Association Between Type of Vascular Access Used in Hemodialysis Patients and Subsequent Kidney Transplant Outcomes

Medha Airy, Colin R Lenihan, Victoria Y Ding, Maria E Montez-Rath, Jizhong Cheng, Sankar D Navaneethan, Haimanot Wasse, Wolfgang C Winkelmayer
Kidney medicine 2019, 1 (6): 383-390

Rationale & Objective: Vascular access type (arteriovenous fistula [AVF] vs arteriovenous graft [AVG] vs central venous catheter [CVC]) associates with clinical outcomes in patients with end-stage kidney disease undergoing hemodialysis. Whether a similar association exists with outcomes after kidney transplantation is unknown. We hypothesized that AVGs would associate with worse outcomes, perhaps owing to persistent subclinical inflammation.

Study Design: Retrospective cohort study.

Setting & Participants: Using US registry data merged with electronic health records of a large dialysis organization (2006-2011), we selected patients receiving a first-ever kidney transplant after undergoing more than 30 days of hemodialysis.

Exposure: Hemodialysis access used during the patient's last pretransplantation hemodialysis session.

Outcomes: Patients were followed up from kidney transplantation for all-cause mortality, kidney allograft loss from any cause, and allograft loss not from death.

Analytical Approach: Time-to-event analysis including Kaplan-Meier plots and Cox proportional hazards regression estimated cause-specific HRs and 95% CIs.

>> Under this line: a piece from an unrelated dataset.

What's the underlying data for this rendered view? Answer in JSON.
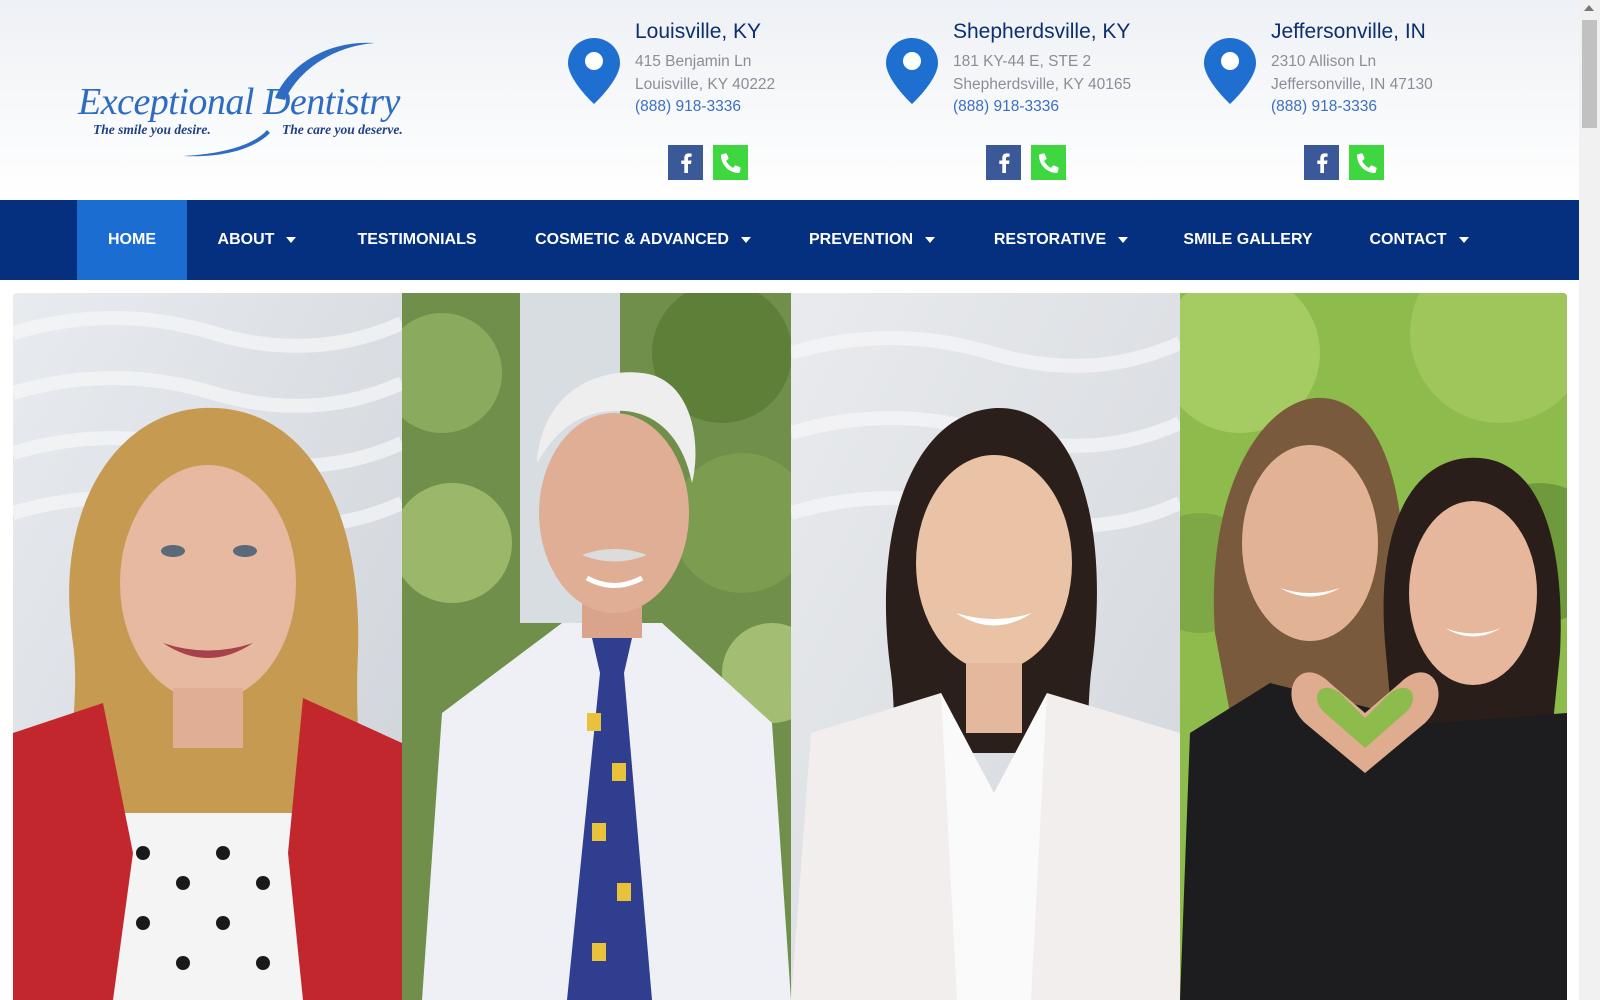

Results: Among 9,291 patients who underwent kidney transplantation between 2006 and 2011, a total of 65.3% used an AVF, 20.4% used an AVG, and 14.3% used a CVC for hemodialysis before transplantation. Multivariable regression models adjusted for demographic variables, comorbid conditions, transplant characteristics, and laboratory parameters identified no independent associations between vascular access type and all-cause mortality (HRAVG , 1.13 [95% CI, 0.97-1.33]; HRCVC , 1.00 [95% CI, 0.83-1.21]). Similarly, AVG and CVC use were not independently associated with all-cause allograft loss compared with AVF use (HRAVG , 1.13 [95% CI, 1.00-1.28]; HRCVC , 1.12 [95% CI, 0.96-1.29]). CVC use was associated with 30% higher risk for allograft loss from causes other than death compared with AVF use (HRCVC , 1.30 [95% CI, 1.06-1.57]), but AVGs were not (HRAVG , 1.17 [95% CI, 0.98-1.39]).

Limitations: Nonrandomized exposure leading to potential residual confounding.

Conclusions: No association was found for AVG use before kidney transplantation with mortality, all-cause allograft loss, and allograft loss from all causes other than death, compared with AVF use. The association of CVC use with allograft loss from causes other than death requires further investigation.